Fifty-six per cent of Brits have had a cold at Christmas time, 33 per cent have been struck down with flu, and three in 10 have had a nasty sore throat.
On average, these Christmas illnesses lasted for around five days, with one in 20 unfortunates left bedridden for up to 10 days.
Nearly a quarter felt so ill they were forced to visit the doctor over the Christmas break, waiting on average more than four days for an appointment.
One fifth needed prescription medication over Christmas – but 17 per cent found their medication wasn’t in stock.
A further 13 per cent had to make multiple trips to the pharmacy because their prescription wasn’t ready, and nearly a tenth said they were too busy to collect it.
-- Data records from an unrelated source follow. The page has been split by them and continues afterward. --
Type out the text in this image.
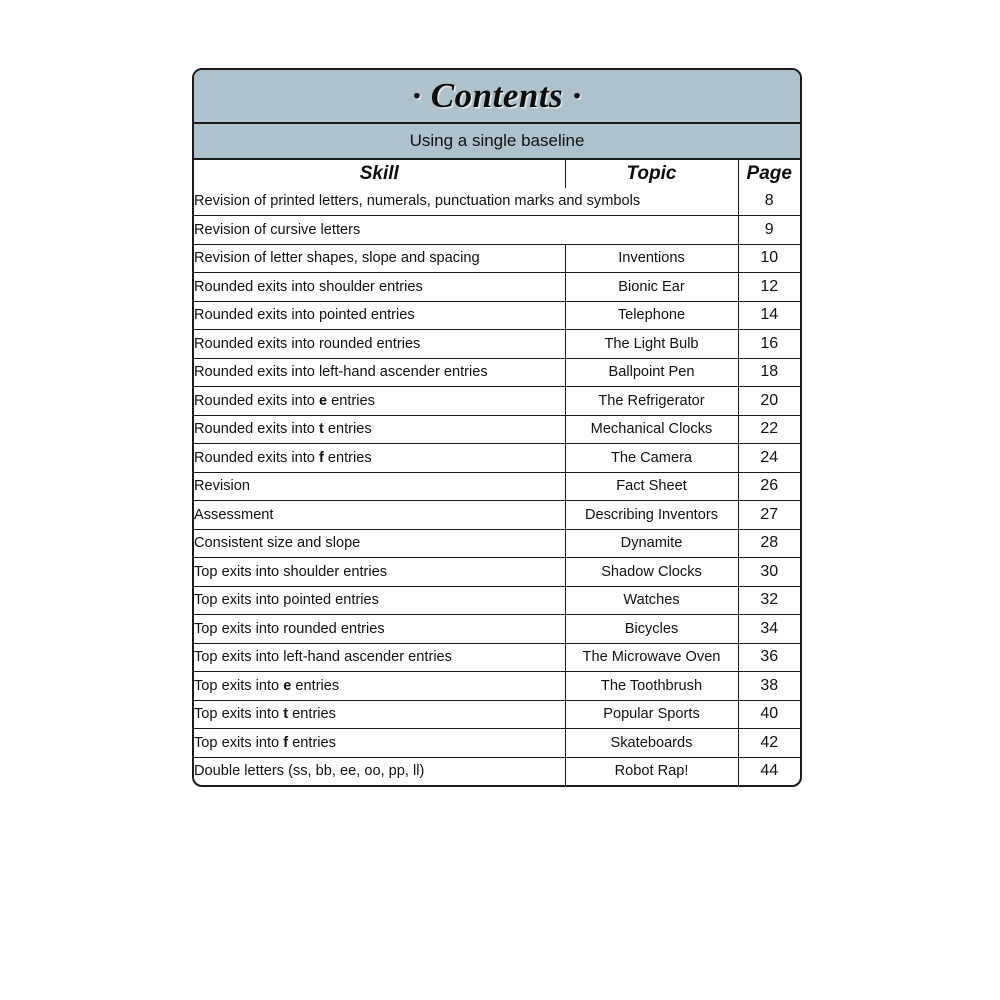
· Contents ·
Using a single baseline
Skill	Topic	Page
Revision of printed letters, numerals, punctuation marks and symbols		8
Revision of cursive letters		9
Revision of letter shapes, slope and spacing	Inventions	10
Rounded exits into shoulder entries	Bionic Ear	12
Rounded exits into pointed entries	Telephone	14
Rounded exits into rounded entries	The Light Bulb	16
Rounded exits into left-hand ascender entries	Ballpoint Pen	18
Rounded exits into e entries	The Refrigerator	20
Rounded exits into t entries	Mechanical Clocks	22
Rounded exits into f entries	The Camera	24
Revision	Fact Sheet	26
Assessment	Describing Inventors	27
Consistent size and slope	Dynamite	28
Top exits into shoulder entries	Shadow Clocks	30
Top exits into pointed entries	Watches	32
Top exits into rounded entries	Bicycles	34
Top exits into left-hand ascender entries	The Microwave Oven	36
Top exits into e entries	The Toothbrush	38
Top exits into t entries	Popular Sports	40
Top exits into f entries	Skateboards	42
Double letters (ss, bb, ee, oo, pp, ll)	Robot Rap!	44
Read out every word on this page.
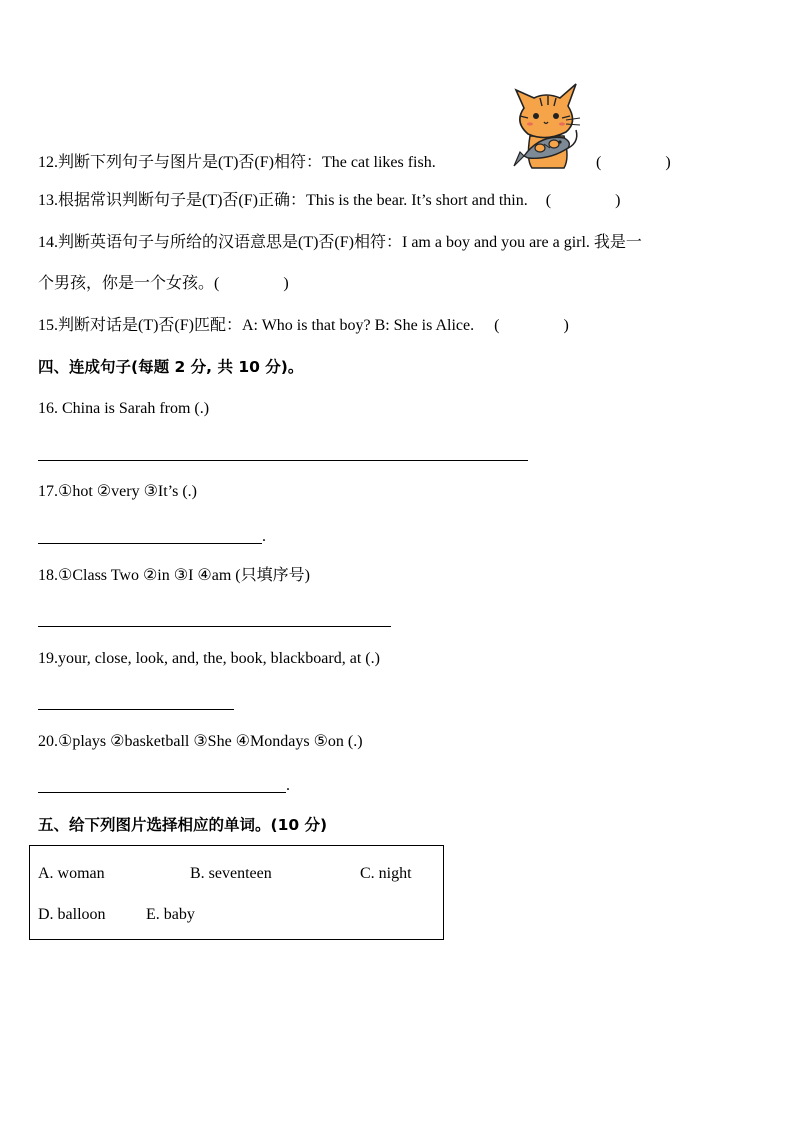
12.判断下列句子与图片是(T)否(F)相符：The cat likes fish.	(　　　　)
13.根据常识判断句子是(T)否(F)正确：This is the bear. It’s short and thin. (　　　　)
14.判断英语句子与所给的汉语意思是(T)否(F)相符：I am a boy and you are a girl. 我是一
个男孩，你是一个女孩。(　　　　)
15.判断对话是(T)否(F)匹配：A: Who is that boy? B: She is Alice. (　　　　)
四、连成句子(每题 2 分, 共 10 分)。
16. China is Sarah from (.)
17.①hot ②very ③It’s (.)
.
18.①Class Two ②in ③I ④am (只填序号)
19.your, close, look, and, the, book, blackboard, at (.)
20.①plays ②basketball ③She ④Mondays ⑤on (.)
.
五、给下列图片选择相应的单词。(10 分)
A. woman	B. seventeen	C. night
D. balloon	E. baby
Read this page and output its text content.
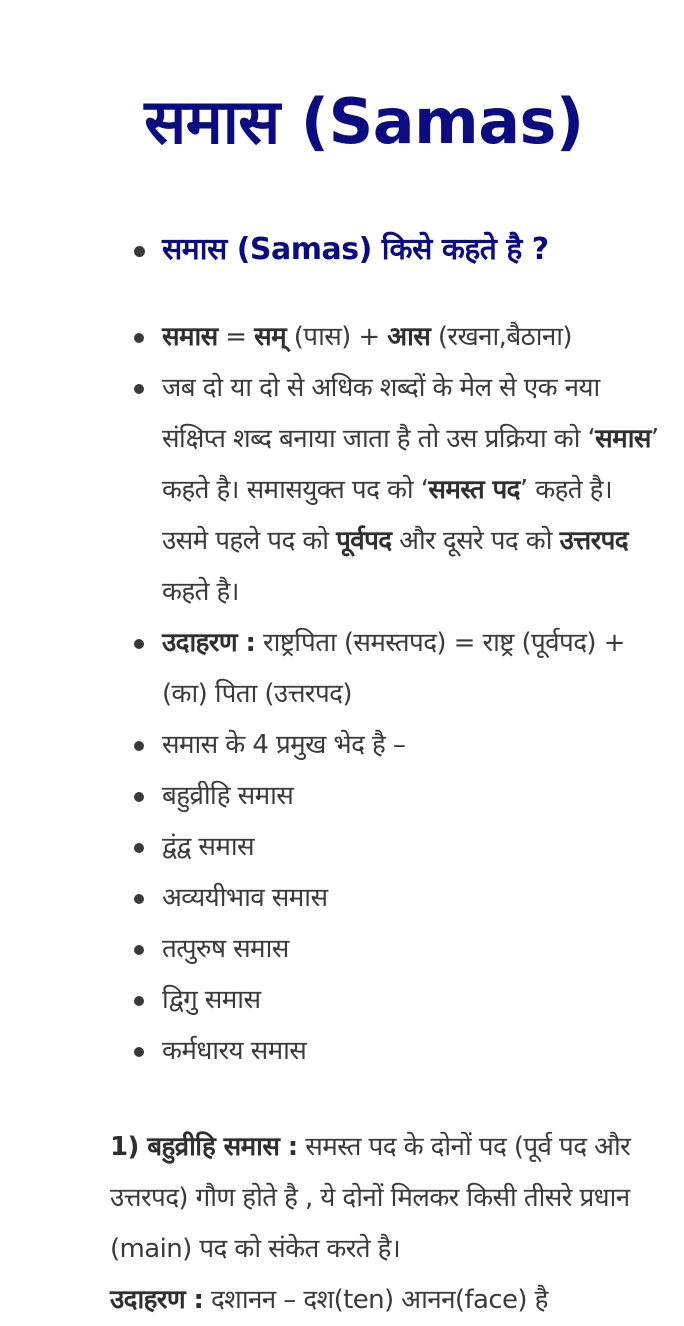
समास (Samas)
समास (Samas) किसे कहते है ?
समास = सम् (पास) + आस (रखना,बैठाना)
जब दो या दो से अधिक शब्दों के मेल से एक नया संक्षिप्त शब्द बनाया जाता है तो उस प्रक्रिया को ‘समास’ कहते है। समासयुक्त पद को ‘समस्त पद’ कहते है। उसमे पहले पद को पूर्वपद और दूसरे पद को उत्तरपद कहते है।
उदाहरण : राष्ट्रपिता (समस्तपद) = राष्ट्र (पूर्वपद) + (का) पिता (उत्तरपद)
समास के 4 प्रमुख भेद है –
बहुव्रीहि समास
द्वंद्व समास
अव्ययीभाव समास
तत्पुरुष समास
द्विगु समास
कर्मधारय समास

1) बहुव्रीहि समास : समस्त पद के दोनों पद (पूर्व पद और उत्तरपद) गौण होते है , ये दोनों मिलकर किसी तीसरे प्रधान (main) पद को संकेत करते है।
उदाहरण : दशानन – दश(ten) आनन(face) है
Nearly half of Brits polled by OnePoll would be interested in ordering a prescription online or through an app to save time in future.
And a huge 80 per cent say they would consider using this type of service if they could order multiple prescriptions on behalf of their family members.
Tan Kaur, added: “Ordering prescriptions through a reputable pharmacy online or using an app is a safe, hassle-free way to get your medication, which could be particularly handy over the busy festive period.”